Lejos de la avaricia y la mezquindad
Dijo, a continuación, que «el segundo rasgo que deseo subrayar en el mismo texto evangélico se encuentra entre las instrucciones de Jesús a los Doce para la misión: ustedes han recibido gratuitamente, den también gratuitamente (Mt 10, 8). Nos impone el desinterés, el desprendimiento, nos alerta ante el posible vicio clerical de la avaricia o la mezquindad; nos exhorta a una pobreza magnánima y magnificiente, generosa.
«La gozosa gratuidad de nuestra diaconía puede ser un signo elocuente en nuestra sociedad mercantilizada, en la cual las relaciones cotidianas se deslizan hacia el toma y daca; será un estímulo para tanta gente buena comprobar que no escatimamos esfuerzos, que trabajamos de veras y con alegría repartiendo los mejores dones, la Palabra y las bendiciones de Dios. Sin pedir nada a cambio».
Mucha gente no cree en el celibato de los curas
Mons. Aguer puso de relieve, igualmente, que «una de las exhortaciones que el Pontifical dirige al diácono que va a ordenarse, reza: conserva el misterio de la fe con pureza de alma. La pureza tiene aquí un sentido integral, puede referirse a la transparencia, sin reservas ni disimulos, de la personalidad cristiana y diaconal, pero por asociación indica asimismo el compromiso que se adquiere al adoptar el celibato como modo de vida. La Iglesia lo considera signo de caridad pastoral, y a la vez un estímulo para practicarla; así podemos, al amar a Cristo con un corazón indiviso, recordar a todos la primacía absoluta del amor a Dios -el primer mandamiento-, mostrarles que solo Dios basta».

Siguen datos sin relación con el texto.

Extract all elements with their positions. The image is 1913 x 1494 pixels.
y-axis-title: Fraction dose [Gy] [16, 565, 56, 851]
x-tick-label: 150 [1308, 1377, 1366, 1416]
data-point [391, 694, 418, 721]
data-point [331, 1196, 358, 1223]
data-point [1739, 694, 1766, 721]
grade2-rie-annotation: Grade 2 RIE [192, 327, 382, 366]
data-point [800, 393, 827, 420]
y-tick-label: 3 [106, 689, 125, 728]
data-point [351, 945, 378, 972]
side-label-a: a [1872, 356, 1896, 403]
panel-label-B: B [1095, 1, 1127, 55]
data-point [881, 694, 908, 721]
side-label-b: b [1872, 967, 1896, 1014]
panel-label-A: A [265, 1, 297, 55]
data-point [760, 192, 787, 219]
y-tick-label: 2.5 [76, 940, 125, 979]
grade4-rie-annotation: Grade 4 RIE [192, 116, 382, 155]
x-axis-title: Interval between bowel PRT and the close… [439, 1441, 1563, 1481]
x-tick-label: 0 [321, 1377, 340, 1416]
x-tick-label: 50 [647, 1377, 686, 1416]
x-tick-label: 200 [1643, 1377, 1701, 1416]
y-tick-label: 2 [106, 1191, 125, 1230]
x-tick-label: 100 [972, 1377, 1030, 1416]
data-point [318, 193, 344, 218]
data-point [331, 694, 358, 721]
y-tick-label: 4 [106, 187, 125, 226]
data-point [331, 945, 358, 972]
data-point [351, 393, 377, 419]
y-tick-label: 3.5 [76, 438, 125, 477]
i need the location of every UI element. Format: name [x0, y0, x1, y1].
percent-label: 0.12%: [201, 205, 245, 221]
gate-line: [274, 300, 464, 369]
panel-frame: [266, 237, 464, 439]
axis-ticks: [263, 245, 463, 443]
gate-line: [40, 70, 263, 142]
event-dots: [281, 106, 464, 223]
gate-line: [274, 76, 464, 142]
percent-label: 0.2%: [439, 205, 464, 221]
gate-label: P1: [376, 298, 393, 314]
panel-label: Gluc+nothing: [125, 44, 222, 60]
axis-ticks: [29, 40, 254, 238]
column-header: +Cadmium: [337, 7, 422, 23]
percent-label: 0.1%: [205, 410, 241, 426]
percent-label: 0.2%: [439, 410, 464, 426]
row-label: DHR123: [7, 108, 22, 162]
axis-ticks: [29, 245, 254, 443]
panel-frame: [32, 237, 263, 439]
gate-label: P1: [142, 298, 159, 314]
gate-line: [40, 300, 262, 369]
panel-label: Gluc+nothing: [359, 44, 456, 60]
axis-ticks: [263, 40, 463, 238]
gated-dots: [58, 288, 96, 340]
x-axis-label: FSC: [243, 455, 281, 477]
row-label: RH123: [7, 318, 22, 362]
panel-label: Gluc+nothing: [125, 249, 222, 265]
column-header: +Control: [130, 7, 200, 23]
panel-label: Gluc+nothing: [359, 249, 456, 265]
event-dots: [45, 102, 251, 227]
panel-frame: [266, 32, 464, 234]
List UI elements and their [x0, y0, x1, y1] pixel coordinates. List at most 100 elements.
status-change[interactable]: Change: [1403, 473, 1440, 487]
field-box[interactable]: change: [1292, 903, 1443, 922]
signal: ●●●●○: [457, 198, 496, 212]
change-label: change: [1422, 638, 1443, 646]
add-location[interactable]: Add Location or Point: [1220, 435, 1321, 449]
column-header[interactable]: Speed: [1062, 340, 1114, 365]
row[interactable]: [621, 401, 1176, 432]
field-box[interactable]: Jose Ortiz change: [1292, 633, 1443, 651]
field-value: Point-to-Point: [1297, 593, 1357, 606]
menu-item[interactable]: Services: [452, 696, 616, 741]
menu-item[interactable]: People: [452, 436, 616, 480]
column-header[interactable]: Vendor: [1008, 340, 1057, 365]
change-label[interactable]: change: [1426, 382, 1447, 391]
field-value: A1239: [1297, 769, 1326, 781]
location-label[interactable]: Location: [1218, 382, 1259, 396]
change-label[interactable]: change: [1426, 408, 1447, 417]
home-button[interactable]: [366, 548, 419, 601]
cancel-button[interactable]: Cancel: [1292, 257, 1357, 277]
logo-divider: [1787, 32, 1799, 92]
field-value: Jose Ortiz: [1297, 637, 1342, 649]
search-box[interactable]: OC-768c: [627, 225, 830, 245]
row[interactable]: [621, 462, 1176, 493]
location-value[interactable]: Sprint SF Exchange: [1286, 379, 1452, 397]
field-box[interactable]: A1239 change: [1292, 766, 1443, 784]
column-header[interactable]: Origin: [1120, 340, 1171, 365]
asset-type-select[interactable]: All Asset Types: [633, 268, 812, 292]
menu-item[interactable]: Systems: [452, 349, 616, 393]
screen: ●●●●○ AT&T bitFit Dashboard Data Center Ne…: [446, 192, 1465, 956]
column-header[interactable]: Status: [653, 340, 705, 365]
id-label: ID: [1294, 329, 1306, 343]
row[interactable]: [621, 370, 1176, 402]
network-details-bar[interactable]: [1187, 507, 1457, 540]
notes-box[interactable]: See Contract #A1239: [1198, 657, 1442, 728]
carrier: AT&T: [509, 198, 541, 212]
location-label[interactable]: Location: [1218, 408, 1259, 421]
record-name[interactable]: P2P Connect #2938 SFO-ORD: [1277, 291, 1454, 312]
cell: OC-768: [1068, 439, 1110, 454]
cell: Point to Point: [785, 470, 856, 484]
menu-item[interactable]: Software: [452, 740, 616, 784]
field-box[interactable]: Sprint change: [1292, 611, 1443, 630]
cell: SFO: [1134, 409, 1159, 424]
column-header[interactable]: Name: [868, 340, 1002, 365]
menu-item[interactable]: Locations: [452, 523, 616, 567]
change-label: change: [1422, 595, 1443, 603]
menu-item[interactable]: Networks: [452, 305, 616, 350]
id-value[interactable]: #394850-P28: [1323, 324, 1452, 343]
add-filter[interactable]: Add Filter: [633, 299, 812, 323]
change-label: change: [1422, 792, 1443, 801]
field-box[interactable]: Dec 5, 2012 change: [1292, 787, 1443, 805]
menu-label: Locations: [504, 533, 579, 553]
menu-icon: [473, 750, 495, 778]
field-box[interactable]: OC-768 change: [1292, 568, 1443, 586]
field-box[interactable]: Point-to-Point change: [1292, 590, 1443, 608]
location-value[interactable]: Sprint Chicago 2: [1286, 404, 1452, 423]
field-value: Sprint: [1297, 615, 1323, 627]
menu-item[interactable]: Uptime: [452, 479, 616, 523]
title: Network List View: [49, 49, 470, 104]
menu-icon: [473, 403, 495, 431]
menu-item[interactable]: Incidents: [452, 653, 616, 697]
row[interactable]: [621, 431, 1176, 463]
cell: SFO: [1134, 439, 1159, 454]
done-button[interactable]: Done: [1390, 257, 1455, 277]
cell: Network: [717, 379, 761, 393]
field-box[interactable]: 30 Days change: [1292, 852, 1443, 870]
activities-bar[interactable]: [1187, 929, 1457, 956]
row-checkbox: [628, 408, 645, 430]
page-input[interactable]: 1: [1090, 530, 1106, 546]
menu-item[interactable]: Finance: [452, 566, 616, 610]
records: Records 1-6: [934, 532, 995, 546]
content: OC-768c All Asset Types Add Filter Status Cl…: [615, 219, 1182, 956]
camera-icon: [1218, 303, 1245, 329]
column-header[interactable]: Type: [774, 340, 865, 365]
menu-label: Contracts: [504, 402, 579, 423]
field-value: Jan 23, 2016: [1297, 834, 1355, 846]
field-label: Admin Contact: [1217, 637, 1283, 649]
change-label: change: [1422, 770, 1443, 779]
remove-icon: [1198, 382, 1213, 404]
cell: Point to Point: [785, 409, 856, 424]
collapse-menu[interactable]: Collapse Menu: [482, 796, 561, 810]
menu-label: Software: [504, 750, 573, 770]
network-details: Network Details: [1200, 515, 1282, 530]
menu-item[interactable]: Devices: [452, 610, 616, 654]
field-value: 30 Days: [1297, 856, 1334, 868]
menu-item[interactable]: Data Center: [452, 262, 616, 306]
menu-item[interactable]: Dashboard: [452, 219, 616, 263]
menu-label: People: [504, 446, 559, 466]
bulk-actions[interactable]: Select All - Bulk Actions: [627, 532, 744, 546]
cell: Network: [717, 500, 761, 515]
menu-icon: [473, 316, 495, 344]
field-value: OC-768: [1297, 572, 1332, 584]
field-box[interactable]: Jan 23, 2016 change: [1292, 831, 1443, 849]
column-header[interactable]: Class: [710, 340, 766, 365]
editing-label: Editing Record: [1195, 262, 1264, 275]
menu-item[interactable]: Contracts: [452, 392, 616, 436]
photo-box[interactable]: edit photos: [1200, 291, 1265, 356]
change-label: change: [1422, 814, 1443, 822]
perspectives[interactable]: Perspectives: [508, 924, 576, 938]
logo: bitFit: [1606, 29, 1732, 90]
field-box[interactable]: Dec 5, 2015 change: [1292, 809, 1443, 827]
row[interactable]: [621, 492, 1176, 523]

Recordó, en tal sentido, que «Pío XI llamaba al celibato perla brillantísima del sacerdocio católico (Enc. Ad catholici sacerdotii fastigium, 1935). En una época pansexualista como la nuestra es oportuno advertir que quien asume el celibato intenta, con la gracia de Dios, integrar su sexualidad plena e indudablemente varonil en el todo de una personalidad que se consagra virginalmente al Señor. De allí la libertad para el servicio y la peculiar fecundidad que debe brotar de él.
«Mucha gente no cree en el celibato de los curas, es decir, no cree que lo cumplan -es verdad que en algunos casos, desgraciadamente, tienen razón-; es una desconfianza que existió siempre, pero que hoy día parece exacerbada a causa de las tendencias culturales predominantes. Puede imponerse, sin embargo, poco a poco, discretamente, con la naturalidad propia de lo que es de veras auténtico, la imagen serena, alegre, normalísima del sacerdote célibe, que suscite admiración y estima, que ayude a los jóvenes a comprender rectamente el valor de la sexualidad y despierte, como buen instrumento de la Providencia, muchas vocaciones a la consagración virginal».